Margin Call

Posted on by Thomas DeGrace

Margin Calls is when the % of equity verses the debt falls below the broker’s min. standards, a margin call is issued to either come up with the money to bring the equity back to 50% or the shares of the portfolio will be sold to bring it up to 50%.  There is usually only a few days to come up with the money. (if you have 1000 dollars and buy 20 shares of CMGI at $100 a share.  Thus borrowing $1000.  If your broker min. requirement  is 30%, then you will get a margin call if CMGI drops to 71 1/4. After your margin call you are either expected to pay $575 or 8 shares of your CMGI will be sold bringing your total value of your portfolio to 425. Using margin can double your profits or double your losses. Be careful and is a good habit to either not use it or borrow 20% or less of your stock’s value)

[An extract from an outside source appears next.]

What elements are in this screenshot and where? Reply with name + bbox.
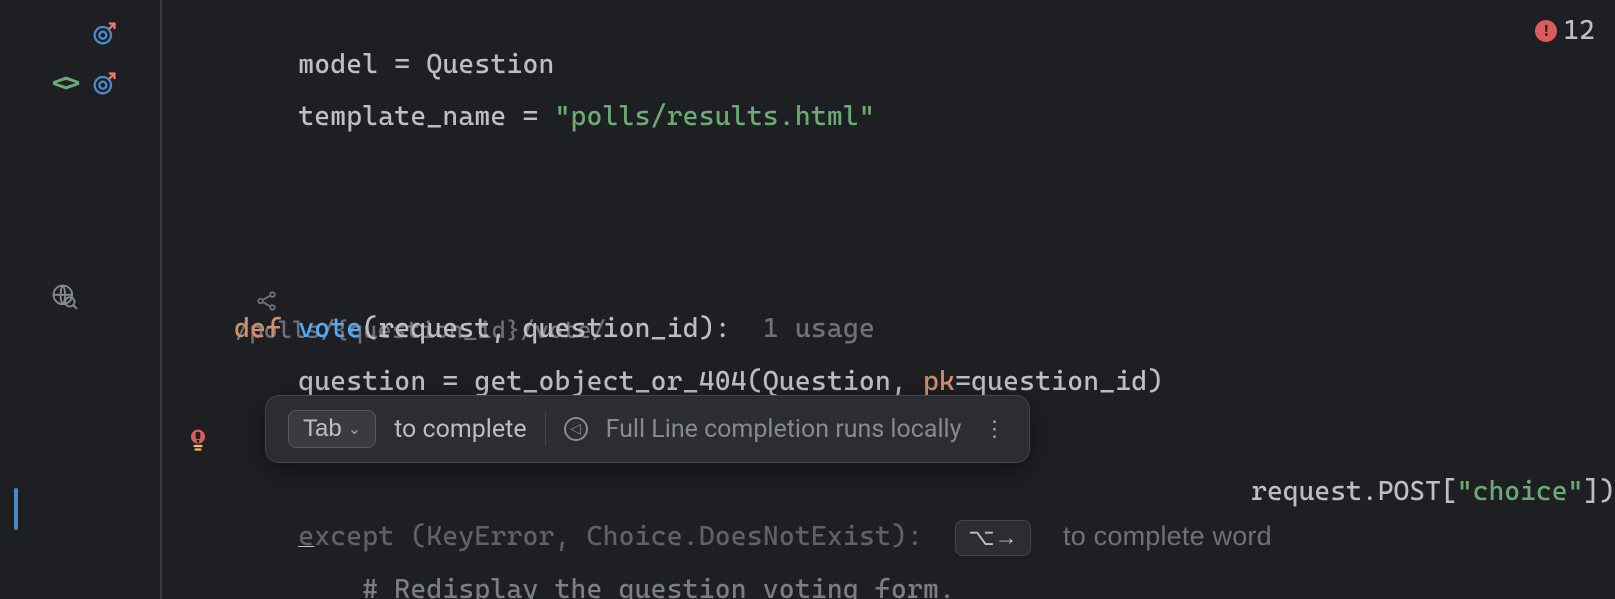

Understand How Margin Call Works

Margin Buying is also referred as buying Stocks on margin. Interest on borrowing on margin is far lower than any credit card and about as cheap as a home mortgage interest rate. If used properly is can be a great tool. You are allowed to borrow up to 50% of your stock’s current value. You can use that borrowing power to buy more stock or use the cash for something else. So with $1000 worth of cash you can buy $2000 worth of stock borrow $500 worth of cash.